Elfabrio receives vital MHRA authorisation

The therapy involves long-term enzyme replacement therapy for aduls with Fabry disease

Chiesi has announced that the UK Medicines and Healthcare products Regulatory Agency (MHRA) has granted marketing authorisation for Elfabrio across Britain.

Also known as pegunigalsidase alfa, the treatment involves long-term enzyme replacement therapy (ERT) among adult patients with a confirmed diagnosis of Fabry disease (deficiency of alpha-galactosidase).

Pegunigalsidase alfa is produced in plant cells using recombinant DNA technology and the treatment remains the only PEGylated ERT for Fabry disease.

The MHRA verdict is based on an overall positive benefit/risk balance of pegunigalsidase alfa in the claimed indication, as stated in the European Medicines Agency’s assessment report.

The clinical development programme for the therapy consisted of 142 patients with Fabry disease, of which 112 received pegunigalsidase alfa every other week. The research took place across several different studies and demonstrated that the therapy is generally well tolerated, with the most common adverse reactions being infusion-related reactions, followed by asthenia and hypersensitivity.

It is understood that around 1,150 people across England live with symptomatic Fabry disease – a rare, progressive, X-linked inherited lysosomal storage disorder, triggered by a genetic mutation. The condition ultimately leads to an inherited deficiency of enzyme α-galactosidase that is normally responsible for the breakdown of globotriaosylceramide.

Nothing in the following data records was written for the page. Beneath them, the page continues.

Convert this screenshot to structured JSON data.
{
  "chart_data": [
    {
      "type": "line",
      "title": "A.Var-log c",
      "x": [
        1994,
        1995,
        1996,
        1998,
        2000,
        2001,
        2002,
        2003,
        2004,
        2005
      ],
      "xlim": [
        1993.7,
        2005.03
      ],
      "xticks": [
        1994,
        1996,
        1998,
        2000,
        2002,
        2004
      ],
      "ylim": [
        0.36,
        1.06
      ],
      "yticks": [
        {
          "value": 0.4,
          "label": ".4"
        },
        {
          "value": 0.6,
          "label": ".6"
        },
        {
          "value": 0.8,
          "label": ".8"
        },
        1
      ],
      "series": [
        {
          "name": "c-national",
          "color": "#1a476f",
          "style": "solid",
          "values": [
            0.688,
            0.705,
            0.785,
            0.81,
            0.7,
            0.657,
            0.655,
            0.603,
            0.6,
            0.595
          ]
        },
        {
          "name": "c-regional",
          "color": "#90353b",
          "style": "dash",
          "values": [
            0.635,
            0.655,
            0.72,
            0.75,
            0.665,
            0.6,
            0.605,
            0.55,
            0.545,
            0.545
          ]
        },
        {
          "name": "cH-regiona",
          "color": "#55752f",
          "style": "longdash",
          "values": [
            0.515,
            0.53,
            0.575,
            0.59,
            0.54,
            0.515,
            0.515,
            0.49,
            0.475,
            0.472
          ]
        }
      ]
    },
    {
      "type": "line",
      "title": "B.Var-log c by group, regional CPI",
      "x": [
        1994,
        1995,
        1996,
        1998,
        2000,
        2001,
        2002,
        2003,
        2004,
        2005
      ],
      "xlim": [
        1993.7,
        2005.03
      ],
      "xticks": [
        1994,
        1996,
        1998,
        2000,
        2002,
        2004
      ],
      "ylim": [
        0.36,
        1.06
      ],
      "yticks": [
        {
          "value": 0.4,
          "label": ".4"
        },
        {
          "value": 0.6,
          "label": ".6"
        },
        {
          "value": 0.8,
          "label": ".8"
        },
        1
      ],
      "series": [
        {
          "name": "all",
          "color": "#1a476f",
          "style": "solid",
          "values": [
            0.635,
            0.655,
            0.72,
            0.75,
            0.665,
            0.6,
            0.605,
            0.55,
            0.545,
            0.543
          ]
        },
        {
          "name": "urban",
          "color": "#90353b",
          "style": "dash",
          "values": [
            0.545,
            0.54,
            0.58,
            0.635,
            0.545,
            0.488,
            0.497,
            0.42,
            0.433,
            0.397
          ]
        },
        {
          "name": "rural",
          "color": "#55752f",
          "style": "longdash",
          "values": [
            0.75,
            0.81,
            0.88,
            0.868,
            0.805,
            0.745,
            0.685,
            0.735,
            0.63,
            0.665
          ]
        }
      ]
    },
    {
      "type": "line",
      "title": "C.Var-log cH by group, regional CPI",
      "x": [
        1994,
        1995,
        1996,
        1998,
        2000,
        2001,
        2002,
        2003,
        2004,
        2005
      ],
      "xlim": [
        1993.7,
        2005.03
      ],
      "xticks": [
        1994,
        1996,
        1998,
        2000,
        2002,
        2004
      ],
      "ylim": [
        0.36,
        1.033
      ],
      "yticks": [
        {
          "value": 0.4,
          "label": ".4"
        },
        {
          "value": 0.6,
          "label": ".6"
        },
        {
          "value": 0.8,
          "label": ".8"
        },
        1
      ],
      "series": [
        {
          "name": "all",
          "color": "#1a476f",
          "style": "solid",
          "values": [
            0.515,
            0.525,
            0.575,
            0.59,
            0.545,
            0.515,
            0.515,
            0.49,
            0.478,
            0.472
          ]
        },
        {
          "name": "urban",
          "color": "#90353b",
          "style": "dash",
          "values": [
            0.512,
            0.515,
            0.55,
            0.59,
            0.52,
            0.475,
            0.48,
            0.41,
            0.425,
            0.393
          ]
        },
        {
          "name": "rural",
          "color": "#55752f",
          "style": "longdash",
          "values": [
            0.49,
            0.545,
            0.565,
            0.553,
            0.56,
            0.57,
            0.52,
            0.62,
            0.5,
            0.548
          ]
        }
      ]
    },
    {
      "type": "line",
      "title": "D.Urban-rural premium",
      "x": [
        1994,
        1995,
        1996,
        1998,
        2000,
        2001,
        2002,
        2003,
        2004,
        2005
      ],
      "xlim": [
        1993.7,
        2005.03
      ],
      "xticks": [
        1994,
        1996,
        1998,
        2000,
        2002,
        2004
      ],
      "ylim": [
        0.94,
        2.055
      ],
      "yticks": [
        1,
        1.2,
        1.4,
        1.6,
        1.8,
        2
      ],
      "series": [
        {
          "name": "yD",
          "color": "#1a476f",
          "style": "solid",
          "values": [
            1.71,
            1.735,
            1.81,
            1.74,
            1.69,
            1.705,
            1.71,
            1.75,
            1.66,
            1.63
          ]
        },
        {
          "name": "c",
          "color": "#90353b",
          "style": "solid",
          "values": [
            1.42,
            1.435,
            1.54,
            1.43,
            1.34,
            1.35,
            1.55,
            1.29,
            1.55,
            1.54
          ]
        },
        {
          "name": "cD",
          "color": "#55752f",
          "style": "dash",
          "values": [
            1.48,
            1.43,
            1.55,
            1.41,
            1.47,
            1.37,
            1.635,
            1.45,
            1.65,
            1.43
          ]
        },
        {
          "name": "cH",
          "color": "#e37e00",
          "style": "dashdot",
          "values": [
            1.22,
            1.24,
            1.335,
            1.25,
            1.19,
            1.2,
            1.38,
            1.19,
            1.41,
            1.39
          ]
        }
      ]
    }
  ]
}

Dr Kamran Iqbal, Head of Medical Affairs, Global Rare Diseases at Chiesi UK&I, was optimistic about the verdict, saying that the “MHRA authorisation for pegunigalsidase alfa brings an additional licensed treatment option for Fabry patients across Great Britain”.

He added: “As part of our goal to ensure equal access to innovative therapies for people living with rare diseases, we are working closely with health technology appraisal agencies to ensure that all eligible patients can access this new treatment as soon as possible.”